If the Reverend Sebastian had indeed been done in by an alien hand, then Brigadier Horace, the brigadier’s wife, Esther, and Gunther Battenburg would have to join the long list of suspects. Battenburg was gay and had no known partner. That is to say, he had formed no regular attachment and was for the purposes of the impending enquiry, single. This ‘long list’, including most residents of Mallborne, would, presumably, be narrowed down before too long, rather in the manner of literary prizes such as the Booker, the Costa and, indeed, the newly inaugurated Flanagan Fludd for the best novel with a beginning, a middle and an end. Of this, Sir Branwell had high hopes. He very much hoped that this unfortunate incident would not cause them to be dashed, or even put on ice for the time being.
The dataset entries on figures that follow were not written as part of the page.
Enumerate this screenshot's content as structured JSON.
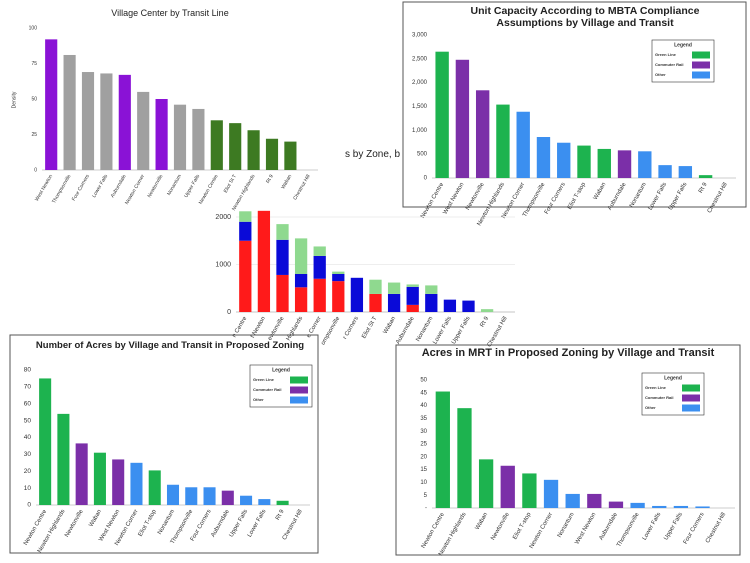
{
  "chart_data": [
    {
      "type": "bar",
      "title": "Village Center by Transit Line",
      "y_label": "Density",
      "categories": [
        "West Newton",
        "Thompsonville",
        "Four Corners",
        "Lower Falls",
        "Auburndale",
        "Newton Corner",
        "Newtonville",
        "Nonantum",
        "Upper Falls",
        "Newton Centre",
        "Eliot St T",
        "Newton Highlands",
        "Rt 9",
        "Waban",
        "Chestnut Hill"
      ],
      "values": [
        92,
        81,
        69,
        68,
        67,
        55,
        50,
        46,
        43,
        35,
        33,
        28,
        22,
        20,
        null
      ],
      "colors": [
        "#8a12d6",
        "#a0a0a0",
        "#a0a0a0",
        "#a0a0a0",
        "#8a12d6",
        "#a0a0a0",
        "#8a12d6",
        "#a0a0a0",
        "#a0a0a0",
        "#3d7a22",
        "#3d7a22",
        "#3d7a22",
        "#3d7a22",
        "#3d7a22",
        null
      ],
      "ylim": [
        0,
        100
      ],
      "yticks": [
        0,
        25,
        50,
        75,
        100
      ],
      "grid": false
    },
    {
      "type": "bar",
      "title": "Unit Capacity According to MBTA Compliance Assumptions by Village and Transit",
      "categories": [
        "Newton Centre",
        "West Newton",
        "Newtonville",
        "Newton Highlands",
        "Newton Corner",
        "Thompsonville",
        "Four Corners",
        "Eliot T-stop",
        "Waban",
        "Auburndale",
        "Nonantum",
        "Lower Falls",
        "Upper Falls",
        "Rt 9",
        "Chestnut Hill"
      ],
      "values": [
        2650,
        2480,
        1840,
        1540,
        1390,
        860,
        740,
        680,
        610,
        580,
        560,
        270,
        250,
        60,
        null
      ],
      "colors": [
        "#1db34f",
        "#7b2fa8",
        "#7b2fa8",
        "#1db34f",
        "#3b8ff0",
        "#3b8ff0",
        "#3b8ff0",
        "#1db34f",
        "#1db34f",
        "#7b2fa8",
        "#3b8ff0",
        "#3b8ff0",
        "#3b8ff0",
        "#1db34f",
        null
      ],
      "legend": {
        "title": "Legend",
        "items": [
          {
            "name": "Green Line",
            "color": "#1db34f"
          },
          {
            "name": "Commuter Rail",
            "color": "#7b2fa8"
          },
          {
            "name": "Other",
            "color": "#3b8ff0"
          }
        ]
      },
      "ylim": [
        0,
        3000
      ],
      "yticks": [
        0,
        {
          "value": 500,
          "label": "500"
        },
        {
          "value": 1000,
          "label": "1,000"
        },
        {
          "value": 1500,
          "label": "1,500"
        },
        {
          "value": 2000,
          "label": "2,000"
        },
        {
          "value": 2500,
          "label": "2,500"
        },
        {
          "value": 3000,
          "label": "3,000"
        }
      ],
      "grid": false
    },
    {
      "type": "stacked-bar",
      "title": "s by Zone, b",
      "categories": [
        "n Centre",
        "t Newton",
        "ewtonville",
        "Highlands",
        "e Corner",
        "ompsonville",
        "r Corners",
        "Eliot St T",
        "Waban",
        "Auburndale",
        "Nonantum",
        "Lower Falls",
        "Upper Falls",
        "Rt 9",
        "Chestnut Hill"
      ],
      "series": [
        {
          "color": "#ff1a1a",
          "values": [
            1500,
            2130,
            780,
            520,
            700,
            650,
            0,
            380,
            0,
            150,
            0,
            0,
            0,
            0,
            0
          ]
        },
        {
          "color": "#0a0ad8",
          "values": [
            400,
            0,
            740,
            280,
            480,
            150,
            720,
            0,
            380,
            380,
            380,
            260,
            240,
            0,
            0
          ]
        },
        {
          "color": "#8fd98f",
          "values": [
            220,
            0,
            330,
            750,
            200,
            50,
            0,
            300,
            240,
            50,
            180,
            0,
            0,
            60,
            0
          ]
        }
      ],
      "ylim": [
        0,
        2200
      ],
      "yticks": [
        0,
        1000,
        2000
      ],
      "grid": true
    },
    {
      "type": "bar",
      "title": "Number of Acres by Village and Transit in Proposed Zoning",
      "categories": [
        "Newton Centre",
        "Newton Highlands",
        "Newtonville",
        "Waban",
        "West Newton",
        "Newton Corner",
        "Eliot T-stop",
        "Nonantum",
        "Thompsonville",
        "Four Corners",
        "Auburndale",
        "Upper Falls",
        "Lower Falls",
        "Rt 9",
        "Chestnut Hill"
      ],
      "values": [
        75,
        54,
        36.5,
        31,
        27,
        25,
        20.5,
        12,
        10.5,
        10.5,
        8.5,
        5.5,
        3.5,
        2.5,
        null
      ],
      "colors": [
        "#1db34f",
        "#1db34f",
        "#7b2fa8",
        "#1db34f",
        "#7b2fa8",
        "#3b8ff0",
        "#1db34f",
        "#3b8ff0",
        "#3b8ff0",
        "#3b8ff0",
        "#7b2fa8",
        "#3b8ff0",
        "#3b8ff0",
        "#1db34f",
        null
      ],
      "legend": {
        "title": "Legend",
        "items": [
          {
            "name": "Green Line",
            "color": "#1db34f"
          },
          {
            "name": "Commuter Rail",
            "color": "#7b2fa8"
          },
          {
            "name": "Other",
            "color": "#3b8ff0"
          }
        ]
      },
      "ylim": [
        0,
        80
      ],
      "yticks": [
        0,
        10,
        20,
        30,
        40,
        50,
        60,
        70,
        80
      ],
      "grid": false
    },
    {
      "type": "bar",
      "title": "Acres in MRT in Proposed Zoning by Village and Transit",
      "categories": [
        "Newton Centre",
        "Newton Highlands",
        "Waban",
        "Newtonville",
        "Eliot T-stop",
        "Newton Corner",
        "Nonantum",
        "West Newton",
        "Auburndale",
        "Thompsonville",
        "Lower Falls",
        "Upper Falls",
        "Four Corners",
        "Chestnut Hill"
      ],
      "values": [
        45.5,
        39,
        19,
        16.5,
        13.5,
        11,
        5.5,
        5.5,
        2.5,
        2,
        0.8,
        0.8,
        0.6,
        null
      ],
      "colors": [
        "#1db34f",
        "#1db34f",
        "#1db34f",
        "#7b2fa8",
        "#1db34f",
        "#3b8ff0",
        "#3b8ff0",
        "#7b2fa8",
        "#7b2fa8",
        "#3b8ff0",
        "#3b8ff0",
        "#3b8ff0",
        "#3b8ff0",
        null
      ],
      "legend": {
        "title": "Legend",
        "items": [
          {
            "name": "Green Line",
            "color": "#1db34f"
          },
          {
            "name": "Commuter Rail",
            "color": "#7b2fa8"
          },
          {
            "name": "Other",
            "color": "#3b8ff0"
          }
        ]
      },
      "ylim": [
        0,
        50
      ],
      "yticks": [
        {
          "value": 0,
          "label": "-"
        },
        5,
        10,
        15,
        20,
        25,
        30,
        35,
        40,
        45,
        50
      ],
      "grid": false
    }
  ]
}
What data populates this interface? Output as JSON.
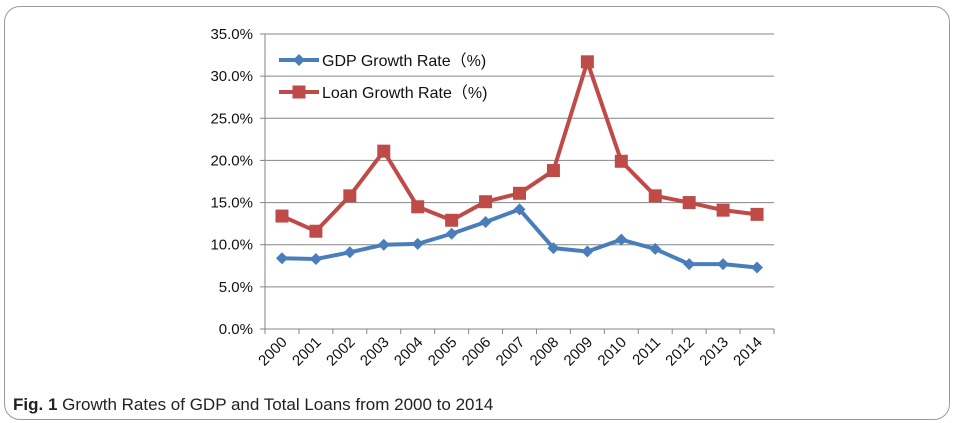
{
  "caption": {
    "label": "Fig. 1",
    "text": "Growth Rates of GDP and Total Loans from 2000 to 2014"
  },
  "chart_data": {
    "type": "line",
    "title": "",
    "xlabel": "",
    "ylabel": "",
    "categories": [
      "2000",
      "2001",
      "2002",
      "2003",
      "2004",
      "2005",
      "2006",
      "2007",
      "2008",
      "2009",
      "2010",
      "2011",
      "2012",
      "2013",
      "2014"
    ],
    "ylim": [
      0,
      35
    ],
    "yticks": [
      0,
      5,
      10,
      15,
      20,
      25,
      30,
      35
    ],
    "ytick_labels": [
      "0.0%",
      "5.0%",
      "10.0%",
      "15.0%",
      "20.0%",
      "25.0%",
      "30.0%",
      "35.0%"
    ],
    "grid": true,
    "legend_position": "top-left",
    "series": [
      {
        "name": "GDP Growth Rate（%)",
        "color": "#4a7ebb",
        "marker": "diamond",
        "values": [
          8.4,
          8.3,
          9.1,
          10.0,
          10.1,
          11.3,
          12.7,
          14.2,
          9.6,
          9.2,
          10.6,
          9.5,
          7.7,
          7.7,
          7.3
        ]
      },
      {
        "name": "Loan Growth Rate（%)",
        "color": "#be4b48",
        "marker": "square",
        "values": [
          13.4,
          11.6,
          15.8,
          21.1,
          14.5,
          12.9,
          15.1,
          16.1,
          18.8,
          31.7,
          19.9,
          15.8,
          15.0,
          14.1,
          13.6
        ]
      }
    ]
  }
}
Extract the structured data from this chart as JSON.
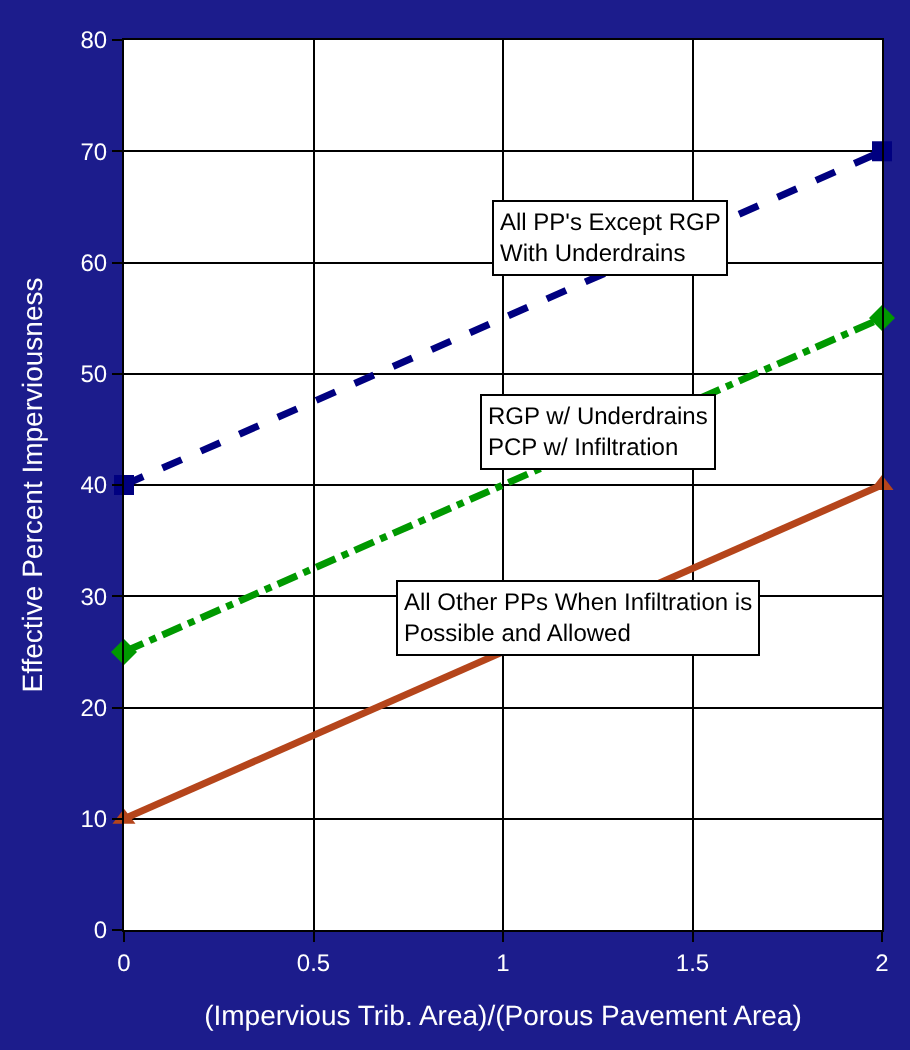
{
  "chart_data": {
    "type": "line",
    "xlabel": "(Impervious Trib. Area)/(Porous Pavement Area)",
    "ylabel": "Effective Percent Imperviousness",
    "xlim": [
      0,
      2
    ],
    "xticks": [
      0,
      0.5,
      1,
      1.5,
      2
    ],
    "ylim": [
      0,
      80
    ],
    "yticks": [
      0,
      10,
      20,
      30,
      40,
      50,
      60,
      70,
      80
    ],
    "grid": true,
    "legend": false,
    "x": [
      0,
      2
    ],
    "series": [
      {
        "name": "All PP's Except RGP\nWith Underdrains",
        "color": "#000080",
        "values": [
          40,
          70
        ],
        "marker": "square",
        "line_style": "dashed"
      },
      {
        "name": "RGP w/ Underdrains\nPCP w/ Infiltration",
        "color": "#009900",
        "values": [
          25,
          55
        ],
        "marker": "diamond",
        "line_style": "dashdot"
      },
      {
        "name": "All Other PPs When Infiltration is\nPossible and Allowed",
        "color": "#b5451b",
        "values": [
          10,
          40
        ],
        "marker": "triangle",
        "line_style": "solid"
      }
    ]
  }
}
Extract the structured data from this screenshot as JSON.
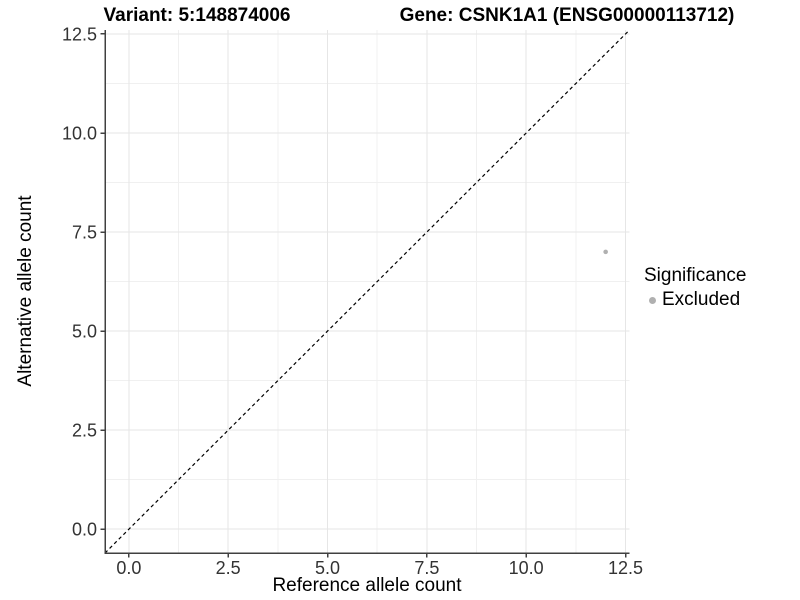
{
  "chart_data": {
    "type": "scatter",
    "title_left": "Variant: 5:148874006",
    "title_right": "Gene: CSNK1A1 (ENSG00000113712)",
    "xlabel": "Reference allele count",
    "ylabel": "Alternative allele count",
    "xlim": [
      -0.6,
      12.6
    ],
    "ylim": [
      -0.6,
      12.6
    ],
    "x_ticks": [
      0,
      2.5,
      5,
      7.5,
      10,
      12.5
    ],
    "y_ticks": [
      0,
      2.5,
      5,
      7.5,
      10,
      12.5
    ],
    "x_tick_labels": [
      "0.0",
      "2.5",
      "5.0",
      "7.5",
      "10.0",
      "12.5"
    ],
    "y_tick_labels": [
      "0.0",
      "2.5",
      "5.0",
      "7.5",
      "10.0",
      "12.5"
    ],
    "minor_ticks": [
      1.25,
      3.75,
      6.25,
      8.75,
      11.25
    ],
    "grid": true,
    "reference_line": {
      "type": "identity",
      "slope": 1,
      "intercept": 0,
      "style": "dashed",
      "color": "#000000"
    },
    "series": [
      {
        "name": "Excluded",
        "color": "#b0b0b0",
        "points": [
          {
            "x": 12,
            "y": 7
          }
        ]
      }
    ],
    "legend": {
      "title": "Significance",
      "position": "right",
      "items": [
        {
          "label": "Excluded",
          "color": "#b0b0b0"
        }
      ]
    },
    "colors": {
      "background": "#ffffff",
      "grid_major": "#e6e6e6",
      "grid_minor": "#f0f0f0",
      "axis_line": "#404040",
      "tick_text": "#333333",
      "point": "#b0b0b0",
      "reference_line": "#000000"
    }
  }
}
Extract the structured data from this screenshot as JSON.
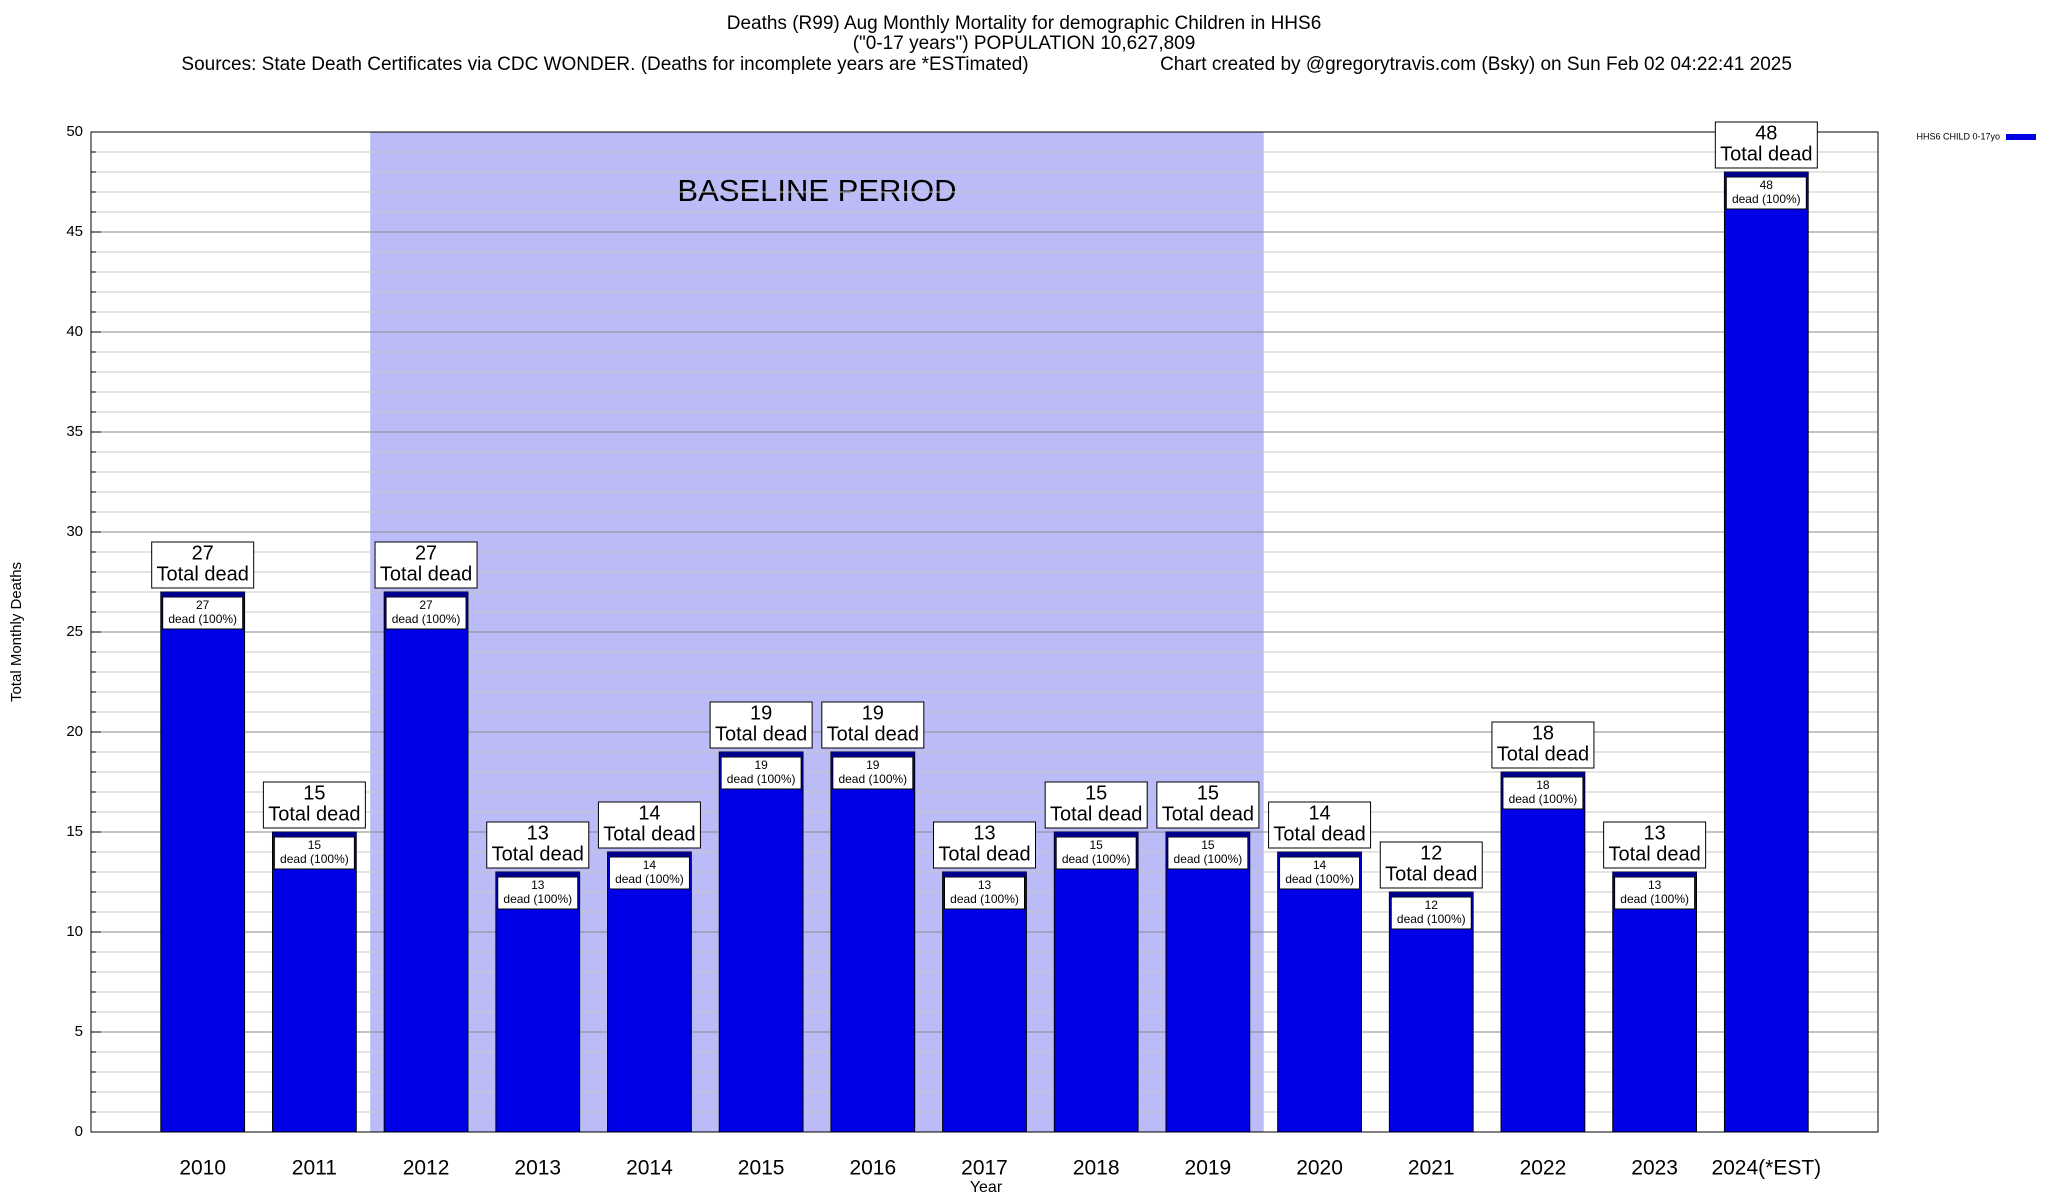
{
  "chart_data": {
    "type": "bar",
    "title": "Deaths (R99) Aug Monthly Mortality for demographic Children in HHS6",
    "subtitle": "(\"0-17 years\") POPULATION 10,627,809",
    "source": "Sources: State Death Certificates via CDC WONDER. (Deaths for incomplete years are *ESTimated)",
    "credit": "Chart created by @gregorytravis.com (Bsky) on Sun Feb 02 04:22:41 2025",
    "x_label": "Year",
    "y_label": "Total Monthly Deaths",
    "categories": [
      "2010",
      "2011",
      "2012",
      "2013",
      "2014",
      "2015",
      "2016",
      "2017",
      "2018",
      "2019",
      "2020",
      "2021",
      "2022",
      "2023",
      "2024(*EST)"
    ],
    "series": [
      {
        "name": "HHS6 CHILD 0-17yo",
        "color": "#0000e6",
        "values": [
          27,
          15,
          27,
          13,
          14,
          19,
          19,
          13,
          15,
          15,
          14,
          12,
          18,
          13,
          48
        ]
      }
    ],
    "total_text": "Total dead",
    "inner_text": "dead (100%)",
    "baseline": {
      "label": "BASELINE PERIOD",
      "start": "2012",
      "end": "2019",
      "color": "#bbbbf8"
    },
    "ylim": [
      0,
      50
    ],
    "yticks": [
      0,
      5,
      10,
      15,
      20,
      25,
      30,
      35,
      40,
      45,
      50
    ],
    "minor_yticks": [
      1,
      2,
      3,
      4,
      6,
      7,
      8,
      9,
      11,
      12,
      13,
      14,
      16,
      17,
      18,
      19,
      21,
      22,
      23,
      24,
      26,
      27,
      28,
      29,
      31,
      32,
      33,
      34,
      36,
      37,
      38,
      39,
      41,
      42,
      43,
      44,
      46,
      47,
      48,
      49
    ],
    "grid": true,
    "legend": "top-right"
  }
}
‘Poor timing,’ said Sir Branwell, later in the library. ‘But then timing was never one of Sebastian’s things. Not that Sebastian did “things” when you come to think about it. “Things” weren’t Sebastian’s kind of thing, if you see what I mean.’
‘No,’ agreed Bognor, who understood perfectly. He was sometimes accused of not understanding even quite obvious matters. In fact, he understood more than others suspected and quite often more than was good for him. ‘Not a popular man, Sebastian.’
‘No,’ Sir Branwell said, ‘not unduly.’
‘So, no real friends but no real enemies either?’
‘You could say that.’ His host frowned.
‘Have you noticed,’ said Bognor, ‘that popularity nowadays breeds popularity? It’s the reverse of what I think we were taught at Apocrypha.’
‘That the eclectic and unusual was preferable to received wisdom.’
‘Something like that,’ said Bognor. ‘Nowadays we are all more or less victims of herd instinct. If everybody likes something it is automatically good. A best-seller is better than something only a minority admires. Majority taste is good taste.’
‘That’s new?’
‘I think so, yes. In the old days someone like the Reverend Sebastian would have been accepted in a way that he wasn’t nowadays.’
‘Because he was odd?’
‘Maybe,’ said Bognor, ‘maybe not.’ He was thinking. It made him frown. ‘It’s to do with dumbing down. We distrust anything that’s out of the ordinary. We live in the age of the common man. If the common man thinks something’s good, then it is by definition good. If not, it’s unpopular. Ergo bad.’
‘Elitist?’ asked Sir Branwell who recognized the argument and sympathized with it.
‘Could be,’ said Bognor, ‘but not necessarily so. Manchester United are popular and excellent. Accrington Stanley less so. That doesn’t make Accrington Stanley bad.’
‘But they are bad. Man U would have them for breakfast any day of the week.’
They were getting into irrelevant waters, the land of the red herring. Bognor tried bringing them back to something approaching Earth.
‘Are we saying that the vicar was murdered because he was no good? A sort of ecclesiastical equivalent of a team that lurches between the lower divisions of the football league and something sponsored by a cement company.’
‘No,’ said Bognor, thoughtfully. ‘The Reverend Sebastian sounds like a man with few friends, but, by the same token, he probably had few enemies. He was too Laodicean to aspire to either. Difficult to be enthusiastic about someone lukewarm.’
‘I wouldn’t describe Sebastian as “lukewarm”,’ said Sir Branwell. ‘Useless, yes; lukewarm, no. He had some strong opinions. Women priests, Muslim fundamentalists. Strong, very.’